Matthias Reichelt
Wer hatte nicht schon Lust, sich bei einem Flug im strahlenden Sonnenschein aus großer Höhe in das flauschige und enorme Weichheit verheißende Federbett eines Wolkenmeers fallen zu lassen. Das wäre ein Sprung in ein luftiges „Nichts“, das den freien Fall keineswegs abbremsen würde, denn Wolken sind nur aufsteigende warme Luftfeuchtigkeit in kältere Gefilde. Kondensiertes Wasser, das an Schmutzpartikel in der Luft andockt. So nüchtern diese Fakten auch sind, die Ästhetik weckt Gefühle. Das Nonplusultra in der Phänomenologie der Wolken, Star und Grazie zugleich, ist die Kumuluswolke. Das funktioniert freilich gerade in der Dialektik von blauem Himmel und spärlich gesäten Wolken oder gar nur eines einzelnen Prachtexemplars. Von der Aerodynamik bewegt, schwebt sie, scheinbar zusammengefügt aus barock-rundlichen Elementen, über dem monochrom blauen Fond des Himmels. Die Kumuluswolke ist Einzelgängerin, blasiert und narzisstisch will sie keine Konkurrenz und „die Bühne“ möglichst ganz alleine bespielen.

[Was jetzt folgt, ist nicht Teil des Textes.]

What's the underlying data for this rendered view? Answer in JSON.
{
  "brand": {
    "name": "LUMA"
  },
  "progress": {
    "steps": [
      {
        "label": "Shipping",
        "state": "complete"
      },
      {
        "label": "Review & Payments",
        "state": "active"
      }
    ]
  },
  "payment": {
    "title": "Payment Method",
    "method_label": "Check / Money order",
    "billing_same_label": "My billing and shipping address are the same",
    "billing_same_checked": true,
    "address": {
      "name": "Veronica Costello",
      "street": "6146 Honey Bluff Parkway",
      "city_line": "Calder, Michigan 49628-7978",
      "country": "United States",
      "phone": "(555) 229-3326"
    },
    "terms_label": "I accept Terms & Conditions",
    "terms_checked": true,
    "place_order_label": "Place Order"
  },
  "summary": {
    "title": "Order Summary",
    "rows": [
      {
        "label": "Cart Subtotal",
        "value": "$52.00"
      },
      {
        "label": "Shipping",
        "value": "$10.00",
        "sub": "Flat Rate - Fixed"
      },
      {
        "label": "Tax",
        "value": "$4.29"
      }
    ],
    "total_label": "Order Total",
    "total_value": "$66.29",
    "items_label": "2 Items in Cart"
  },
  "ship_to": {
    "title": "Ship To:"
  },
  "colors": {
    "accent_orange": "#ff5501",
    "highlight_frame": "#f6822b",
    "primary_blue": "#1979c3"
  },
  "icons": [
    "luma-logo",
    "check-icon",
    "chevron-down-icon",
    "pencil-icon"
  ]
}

In der Kunst gibt es Wolkenmaler, der berühmteste ist der Brite John Constable (1776–1837), dessen romantische Landschaften es als Motive in die industrielle Poster- und Puzzleproduktion geschafft haben.
Thorsten Goldberg, der sich schon lange im Bereich der Kunst im öffentlichen Raum „tummelt“, nimmt sich Jahrhunderte nach Constable der Kumuluswolke an, ohne freilich die naturgemäße Darstellung im ursprünglichen Kontext zu beabsichtigen. Vielmehr interessiert er sich ausschließlich für die nackte Tatsache der Form an sich und beschreitet künstlerisch einen ganz anderen Weg. Er löst das wolkige Gebilde aus seinem himmlischen Kontext, konfiguriert es in einem fantastisch-surrealen „Downsizing“ zum spatzengroßen Objekt. In naturalistisch anmutenden und wunderbaren Kugelschreiberskizzen „Cloud in my hand“ (2010–2012) liegt das Objekt auf der eigenen Hand, befindet sich zwischen Daumen und Zeigefinger, um es von allen Seiten zu studieren. Ein selbstreflexiver Prozess, der zum einen ein partielles Selbstportrait ist und zum anderen sich der Kumuluswolke forschend nähert. Mit dieser Serie eigentümlicher Selbstbildnisse knüpft Goldberg mit leiser Ironie an Albrecht Dürer an, der seine Hände in vielen Variationen zeichnete. Auf einem Blatt von 1508 zeigte er die linke Hand Gottes, eine Kugel fest im Griff. Ein Spiel mit Größenverhältnissen, das Goldberg mit seiner Kumuluswolke ebenso betreibt. Nachdem die Form erst einmal handlich gemacht, erkundet ist, beginnt er mit der Umsetzung der barocken Rundungen in eine kleine Skulptur als Edition in Porzellan, dessen Außenhülle zur Vermeidung des Kollabierens im Ofen perforiert ist. Durch die Löcher erhält das Objekt eine ganz andere, von der Kumulusform abstrahierte Anmutung.
Am Ende der Beschäftigung mit dieser Wolkengattung steht eine völlig weiße Skulptur aus Kunststoff (3 x 2 x 2 m), die in 5,80 m Höhe über dem Haus der Herbert-Gerisch-Stiftung installiert ist. Variationen der Kumulus-Form hatte Goldberg bereits im Vorfeld mit LED-Licht und Kunststoffstäben für diverse Orte konzipiert und ließ sogar ein Exemplar über einem Gewässer in Lippstadt schweben. Das Spiegelbild als Schimäre kommt der wirklichen Kumuluswolke als nahezu materiellem Nichts am nächsten, womit sich ein Kreis schließt.